Eleanor slowed instinctively.
She told herself she was tired. That the house made its own sounds at night. That nothing was amiss.
Still, she waited until the voices faded before turning the corner.
The corridor beyond was dark, the lamps turned low. Shadows gathered thickly here, pooling in doorways and alcoves. Eleanor moved quietly, unwilling to draw attention, unwilling to disturb Thomas or the guests or anyone.
She wanted only her bed. Only the familiar weight of blankets and the quiet reassurance of walls that had always meant safety.
She longed to lie in the dark and listen to the old house breathe around her—the soft ticks and sighs of settling wood, the distant whisper of wind through the trees.
The night had pressed heavily upon her, and weariness had sunk into her bones.
She reached the first step of the narrow staircase that led to her room and lifted her foot, already imagining the small mercy of rest.
That was when she felt it.
Not a sound. Not a touch. Something else.
A subtle shifting of the air, a change so slight it might have been imagined, and yet her body recognized it before her mind could reason it away.
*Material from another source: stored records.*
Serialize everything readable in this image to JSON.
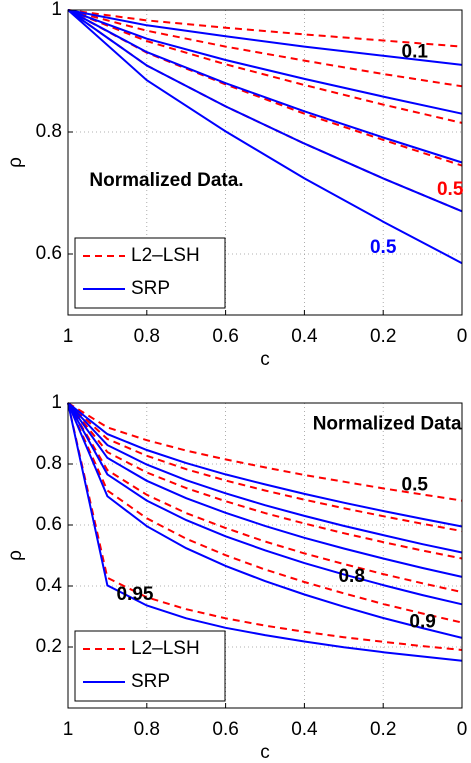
{
  "chart_data": [
    {
      "type": "line",
      "xlabel": "c",
      "ylabel": "ρ",
      "xlim": [
        1,
        0
      ],
      "ylim": [
        0.5,
        1
      ],
      "xticks": [
        1,
        0.8,
        0.6,
        0.4,
        0.2,
        0
      ],
      "yticks": [
        0.6,
        0.8,
        1
      ],
      "grid": true,
      "legend": "lower left",
      "x": [
        1,
        0.8,
        0.6,
        0.4,
        0.2,
        0
      ],
      "series": [
        {
          "name": "L2–LSH",
          "color": "#ff0000",
          "style": "dashed",
          "lines": [
            [
              1,
              0.983,
              0.971,
              0.96,
              0.95,
              0.94
            ],
            [
              1,
              0.966,
              0.94,
              0.917,
              0.895,
              0.875
            ],
            [
              1,
              0.949,
              0.911,
              0.877,
              0.845,
              0.815
            ],
            [
              1,
              0.93,
              0.878,
              0.83,
              0.787,
              0.745
            ],
            [
              1,
              0.909,
              0.842,
              0.781,
              0.724,
              0.67
            ]
          ]
        },
        {
          "name": "SRP",
          "color": "#0000ff",
          "style": "solid",
          "lines": [
            [
              1,
              0.975,
              0.957,
              0.94,
              0.925,
              0.91
            ],
            [
              1,
              0.953,
              0.918,
              0.887,
              0.858,
              0.83
            ],
            [
              1,
              0.931,
              0.88,
              0.834,
              0.791,
              0.75
            ],
            [
              1,
              0.909,
              0.842,
              0.781,
              0.724,
              0.67
            ],
            [
              1,
              0.885,
              0.801,
              0.724,
              0.653,
              0.585
            ]
          ]
        }
      ],
      "annotations": [
        {
          "text": "0.1",
          "x": 0.12,
          "y": 0.93,
          "color": "#000000"
        },
        {
          "text": "Normalized Data.",
          "x": 0.75,
          "y": 0.72,
          "color": "#000000"
        },
        {
          "text": "0.5",
          "x": 0.03,
          "y": 0.705,
          "color": "#ff0000"
        },
        {
          "text": "0.5",
          "x": 0.2,
          "y": 0.61,
          "color": "#0000ff"
        }
      ]
    },
    {
      "type": "line",
      "xlabel": "c",
      "ylabel": "ρ",
      "xlim": [
        1,
        0
      ],
      "ylim": [
        0,
        1
      ],
      "xticks": [
        1,
        0.8,
        0.6,
        0.4,
        0.2,
        0
      ],
      "yticks": [
        0.2,
        0.4,
        0.6,
        0.8,
        1
      ],
      "grid": true,
      "legend": "lower left",
      "x": [
        1,
        0.9,
        0.8,
        0.7,
        0.6,
        0.5,
        0.4,
        0.3,
        0.2,
        0.1,
        0
      ],
      "series": [
        {
          "name": "L2–LSH",
          "color": "#ff0000",
          "style": "dashed",
          "lines": [
            [
              1,
              0.92,
              0.878,
              0.844,
              0.815,
              0.789,
              0.764,
              0.742,
              0.72,
              0.7,
              0.68
            ],
            [
              1,
              0.882,
              0.827,
              0.783,
              0.746,
              0.713,
              0.683,
              0.655,
              0.629,
              0.604,
              0.58
            ],
            [
              1,
              0.839,
              0.772,
              0.721,
              0.678,
              0.639,
              0.605,
              0.573,
              0.544,
              0.516,
              0.49
            ],
            [
              1,
              0.78,
              0.699,
              0.639,
              0.59,
              0.546,
              0.507,
              0.472,
              0.439,
              0.409,
              0.38
            ],
            [
              1,
              0.713,
              0.622,
              0.555,
              0.501,
              0.454,
              0.413,
              0.376,
              0.341,
              0.31,
              0.28
            ],
            [
              1,
              0.427,
              0.363,
              0.324,
              0.294,
              0.27,
              0.25,
              0.232,
              0.217,
              0.203,
              0.19
            ]
          ]
        },
        {
          "name": "SRP",
          "color": "#0000ff",
          "style": "solid",
          "lines": [
            [
              1,
              0.898,
              0.846,
              0.803,
              0.766,
              0.733,
              0.702,
              0.673,
              0.646,
              0.62,
              0.595
            ],
            [
              1,
              0.862,
              0.798,
              0.747,
              0.704,
              0.665,
              0.63,
              0.597,
              0.567,
              0.537,
              0.51
            ],
            [
              1,
              0.82,
              0.745,
              0.688,
              0.64,
              0.597,
              0.558,
              0.523,
              0.49,
              0.459,
              0.43
            ],
            [
              1,
              0.766,
              0.68,
              0.616,
              0.563,
              0.517,
              0.475,
              0.438,
              0.403,
              0.37,
              0.34
            ],
            [
              1,
              0.694,
              0.596,
              0.524,
              0.466,
              0.416,
              0.372,
              0.332,
              0.295,
              0.262,
              0.23
            ],
            [
              1,
              0.402,
              0.336,
              0.294,
              0.263,
              0.239,
              0.218,
              0.199,
              0.183,
              0.169,
              0.155
            ]
          ]
        }
      ],
      "annotations": [
        {
          "text": "Normalized Data",
          "x": 0.19,
          "y": 0.93,
          "color": "#000000"
        },
        {
          "text": "0.5",
          "x": 0.12,
          "y": 0.73,
          "color": "#000000"
        },
        {
          "text": "0.8",
          "x": 0.28,
          "y": 0.43,
          "color": "#000000"
        },
        {
          "text": "0.9",
          "x": 0.1,
          "y": 0.28,
          "color": "#000000"
        },
        {
          "text": "0.95",
          "x": 0.83,
          "y": 0.37,
          "color": "#000000"
        }
      ]
    }
  ]
}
Presence. Her breath caught painfully in her throat.
She did not turn. She told herself it was nothing—that fear had made her foolish, that the long day and the long weeks had frayed her senses.
She told herself she was safe. She told herself—
A hand clamped over her mouth, brutal and unyielding.
Another arm locked around her middle, crushing her back against a solid body and driving the breath from her lungs in a sharp, silent gasp.
The world tilted violently. The stone floor seemed to spin beneath her feet as her slipper slipped.
She caught the scent of wool, of sweat, of something sharp and unfamiliar.
Her heart slammed once against her ribs, then again, as her hand flew instinctively to her belly.
The arm around her tightened. And the darkness closed in.